Überdies hat der Kläger die Klärungsbedürftigkeit der aufgeworfenen Rechtsfragen nicht dargetan. Denn er zeigt nicht auf, dass höchstrichterliche Rechtsprechung zu der angesprochenen Problematik noch nicht ergangen ist. Mit der von ihm erwähnten Entscheidung des BSG vom 21.3.2006 zum Aktenzeichen S 46 RJ 302/03 (zutreffend: B 5 RJ 27/05 R - SozR 4-2600 § 237 Nr 10) setzt er sich nicht auseinander. In diesem Zusammenhang kommt es nicht darauf an, ob das BSG schon eine Entscheidung zur konkreten Fallkonstellation getroffen hat, weil eine Rechtsfrage auch dann als höchstrichterlich geklärt angesehen werden muss, wenn das Revisionsgericht sie zwar noch nicht ausdrücklich entschieden hat, zur Auslegung des anzuwendenden gesetzlichen Begriffs aber schon eine oder mehrere höchstrichterliche Entscheidungen ergangen sind, die ausreichende Anhaltspunkte zur Beurteilung der von der Beschwerde als grundsätzlich herausgestellten Rechtsfrage vorliegen (vgl Kummer, Die Nichtzulassungsbeschwerde, 2. Aufl 2010, RdNr 314 mit zahlreichen Nachweisen). Dass dies nicht der Fall ist, hat der Kläger darzulegen versäumt.

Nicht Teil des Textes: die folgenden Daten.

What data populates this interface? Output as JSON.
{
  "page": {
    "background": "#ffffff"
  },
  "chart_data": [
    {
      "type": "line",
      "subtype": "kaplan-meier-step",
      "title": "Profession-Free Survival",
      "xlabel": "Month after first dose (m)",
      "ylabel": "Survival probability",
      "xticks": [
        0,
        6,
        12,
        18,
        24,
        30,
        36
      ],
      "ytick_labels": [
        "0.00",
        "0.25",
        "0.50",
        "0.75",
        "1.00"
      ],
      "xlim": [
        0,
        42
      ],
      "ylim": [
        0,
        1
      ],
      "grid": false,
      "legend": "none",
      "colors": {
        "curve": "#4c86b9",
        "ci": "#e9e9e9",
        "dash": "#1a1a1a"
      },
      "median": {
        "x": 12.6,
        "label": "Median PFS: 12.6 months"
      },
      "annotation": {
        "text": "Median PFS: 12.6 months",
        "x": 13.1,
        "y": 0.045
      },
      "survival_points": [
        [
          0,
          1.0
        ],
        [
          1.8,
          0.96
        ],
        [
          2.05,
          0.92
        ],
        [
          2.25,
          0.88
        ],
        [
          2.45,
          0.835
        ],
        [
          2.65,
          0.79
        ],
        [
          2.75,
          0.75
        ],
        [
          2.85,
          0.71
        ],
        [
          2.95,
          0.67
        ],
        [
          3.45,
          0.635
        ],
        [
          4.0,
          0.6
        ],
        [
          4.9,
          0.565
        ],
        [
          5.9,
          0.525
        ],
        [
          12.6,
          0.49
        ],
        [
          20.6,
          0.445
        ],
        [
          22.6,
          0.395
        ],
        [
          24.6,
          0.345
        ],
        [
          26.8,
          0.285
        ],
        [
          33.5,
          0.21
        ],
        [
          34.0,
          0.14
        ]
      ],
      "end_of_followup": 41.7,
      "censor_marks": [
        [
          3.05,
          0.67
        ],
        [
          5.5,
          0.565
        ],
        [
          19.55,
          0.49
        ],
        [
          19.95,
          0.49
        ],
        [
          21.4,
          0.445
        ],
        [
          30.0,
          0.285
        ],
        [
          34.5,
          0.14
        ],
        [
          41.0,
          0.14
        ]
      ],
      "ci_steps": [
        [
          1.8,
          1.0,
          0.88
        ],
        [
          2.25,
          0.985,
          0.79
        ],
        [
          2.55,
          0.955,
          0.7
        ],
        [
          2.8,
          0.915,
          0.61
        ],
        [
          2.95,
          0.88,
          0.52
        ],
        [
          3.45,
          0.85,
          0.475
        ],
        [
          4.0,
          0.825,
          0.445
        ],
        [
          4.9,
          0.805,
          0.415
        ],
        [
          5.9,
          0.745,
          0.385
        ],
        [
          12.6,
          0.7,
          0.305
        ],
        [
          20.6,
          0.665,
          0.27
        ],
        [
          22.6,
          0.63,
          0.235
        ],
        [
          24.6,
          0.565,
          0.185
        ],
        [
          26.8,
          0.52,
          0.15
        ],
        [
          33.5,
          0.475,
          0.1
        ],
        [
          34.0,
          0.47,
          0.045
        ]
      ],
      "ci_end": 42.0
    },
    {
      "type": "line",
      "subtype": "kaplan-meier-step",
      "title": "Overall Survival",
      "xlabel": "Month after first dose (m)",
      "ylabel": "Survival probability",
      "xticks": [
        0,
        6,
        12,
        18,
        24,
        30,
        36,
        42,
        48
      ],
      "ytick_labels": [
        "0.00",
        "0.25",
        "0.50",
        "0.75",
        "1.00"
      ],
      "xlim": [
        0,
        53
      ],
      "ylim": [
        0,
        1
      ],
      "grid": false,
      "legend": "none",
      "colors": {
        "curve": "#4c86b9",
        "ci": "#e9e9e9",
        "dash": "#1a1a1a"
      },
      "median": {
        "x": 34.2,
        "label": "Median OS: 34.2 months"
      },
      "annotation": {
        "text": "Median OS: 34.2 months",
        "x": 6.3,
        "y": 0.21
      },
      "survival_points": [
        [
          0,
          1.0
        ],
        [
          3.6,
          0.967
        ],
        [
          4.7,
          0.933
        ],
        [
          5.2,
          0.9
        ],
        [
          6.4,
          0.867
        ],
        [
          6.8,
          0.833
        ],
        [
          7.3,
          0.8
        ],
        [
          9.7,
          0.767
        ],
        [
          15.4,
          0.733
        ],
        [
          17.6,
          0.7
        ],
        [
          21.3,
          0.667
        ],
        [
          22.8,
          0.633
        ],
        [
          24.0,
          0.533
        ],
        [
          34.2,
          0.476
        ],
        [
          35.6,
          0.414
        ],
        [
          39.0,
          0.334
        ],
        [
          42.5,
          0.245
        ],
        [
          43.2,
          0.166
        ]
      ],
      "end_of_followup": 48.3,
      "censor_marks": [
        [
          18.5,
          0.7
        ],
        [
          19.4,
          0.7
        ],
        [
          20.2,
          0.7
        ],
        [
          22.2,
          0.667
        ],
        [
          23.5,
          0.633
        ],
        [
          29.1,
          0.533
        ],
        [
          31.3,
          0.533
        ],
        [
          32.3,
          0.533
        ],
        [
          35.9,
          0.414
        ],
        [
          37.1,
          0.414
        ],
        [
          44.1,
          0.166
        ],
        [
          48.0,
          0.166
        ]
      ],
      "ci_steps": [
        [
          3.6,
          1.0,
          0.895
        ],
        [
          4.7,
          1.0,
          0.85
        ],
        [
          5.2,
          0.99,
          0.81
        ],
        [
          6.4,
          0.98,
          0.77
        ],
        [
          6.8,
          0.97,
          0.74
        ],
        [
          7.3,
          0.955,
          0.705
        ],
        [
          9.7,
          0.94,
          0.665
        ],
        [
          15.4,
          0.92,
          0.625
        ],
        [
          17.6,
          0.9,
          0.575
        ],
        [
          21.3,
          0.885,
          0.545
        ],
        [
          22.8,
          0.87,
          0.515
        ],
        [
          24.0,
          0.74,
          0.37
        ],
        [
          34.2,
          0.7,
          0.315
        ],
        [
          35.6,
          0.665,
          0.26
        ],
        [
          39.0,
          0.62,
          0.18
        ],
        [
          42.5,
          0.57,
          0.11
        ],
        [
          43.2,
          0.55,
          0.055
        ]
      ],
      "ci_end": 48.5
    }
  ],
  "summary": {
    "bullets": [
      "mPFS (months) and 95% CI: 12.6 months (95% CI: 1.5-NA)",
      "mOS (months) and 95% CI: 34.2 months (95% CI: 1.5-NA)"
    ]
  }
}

Im Übrigen zeigt die Beschwerdebegründung nicht auf, woraus sich die vom Kläger behaupteten "Auslegungszweifel" zum Begriff der Arbeitslosigkeit iS von § 237 Abs 1 Nr 3 Buchst a Sozialgesetzbuch Sechstes Buch auf der Grundlage der herkömmlichen Auslegungsmethoden ergeben könnten bzw aus welchen sachlichen Gründen die Gleichstellung einer arbeitsunfähig erkrankten, nicht arbeitsuchend gemeldeten Person mit einem arbeitslosen Versicherten iS der genannten Vorschrift geboten sein soll. Allein der Wunsch, eine Rentenleistung zu erhalten, genügt zur Darlegung einer sich ernsthaft stellenden Rechtsfrage nicht.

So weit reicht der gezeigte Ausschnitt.